I'm looking for advice on specifics. Epson has few stitches in my heart (in a warm and nostalgic way.) The scanner from work is an Epson and then of course most of the printers and scanners I ran through college were by Epson, so there's a bond of trust. I just equate this brand with quality, but I am open to suggestions. I'm currently eying the Perfection V500. Ignoring all PRAISE, I jump into the negative reviews just to get the public's honest opinion on the thing. I'm looking for an affordable (under $200 preferred,) color scanner which will render quality SHARP scans from either a sketchbook or some painted butcher's paper that I've just slapped down on the bed. So easy, yes?

If you have a recommendation please let me know.

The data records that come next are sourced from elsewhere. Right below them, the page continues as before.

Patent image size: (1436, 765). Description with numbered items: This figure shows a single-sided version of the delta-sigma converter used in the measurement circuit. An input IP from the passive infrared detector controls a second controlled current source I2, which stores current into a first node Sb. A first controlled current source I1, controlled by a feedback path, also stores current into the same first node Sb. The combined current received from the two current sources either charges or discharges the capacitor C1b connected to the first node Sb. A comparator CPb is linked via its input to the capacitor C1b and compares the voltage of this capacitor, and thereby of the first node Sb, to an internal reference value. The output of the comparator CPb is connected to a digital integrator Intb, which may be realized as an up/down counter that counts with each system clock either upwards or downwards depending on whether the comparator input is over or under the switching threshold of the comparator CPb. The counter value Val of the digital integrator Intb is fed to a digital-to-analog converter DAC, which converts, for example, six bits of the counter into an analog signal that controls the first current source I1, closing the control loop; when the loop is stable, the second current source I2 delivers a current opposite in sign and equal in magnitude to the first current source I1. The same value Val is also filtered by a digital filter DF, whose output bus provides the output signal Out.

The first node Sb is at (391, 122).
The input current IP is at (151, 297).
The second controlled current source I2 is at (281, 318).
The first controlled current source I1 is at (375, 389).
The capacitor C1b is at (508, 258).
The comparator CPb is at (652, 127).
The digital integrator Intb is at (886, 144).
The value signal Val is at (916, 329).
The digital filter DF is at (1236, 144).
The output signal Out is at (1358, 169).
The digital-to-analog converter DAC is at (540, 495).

Thursday, February 02, 2012

New Beginnings

I'm currently in the starts to remodel my blog. Just to give you an idea as to what's going on, you'll see a collection of new PAGES, which will allow users to take a peek at the "happenings" in my illustration world. Some new big features will be added to the site. Some of these include:

  • "Story Time" tab is "HOME" or the main Blog page. This will be my regular journal. I plan to allot at least one or two posts per week, but to start out with, I'll probably be posting quite a bit.
  • "Sketchbook" is... yes a spot to show off some of my doodles. I promise I won't be as obsessive about this, as when I held the "Thumbnails Sketchbook" blog post. It's not a "Doodle-a-Day"; I plan to post to this page maybe once or twice a week, just to share what I'm working on.
  • "Playground" is where I plan to have some Downloads for sharing. They're essentially paper cut-outs, toys and coloring sheets for the classroom, parties or just simply to admire. Right now I'm just trying to figure out how to get a little PDF Downloader do-hinky installed, where I'd like them. I probably won't be updating this more than a few times each season. The items you see here will be modified self-promotional materials.
  • "Show and Tell" is where I HOPE you all will email me photos of the paper goods you constructed from my site, so that I can share them with everyone. I have photos to share of my own right now... I just hope others will want to show off their fun-makings as well. To add a little allure to this offer, I may be willing to link your imagery to your blog sites.
  • "Time Out!" is my artist's disclosure page... you know- legal junk!
So that's what's-what at the moment. I just really didn't want to leave my blog completely NAKED!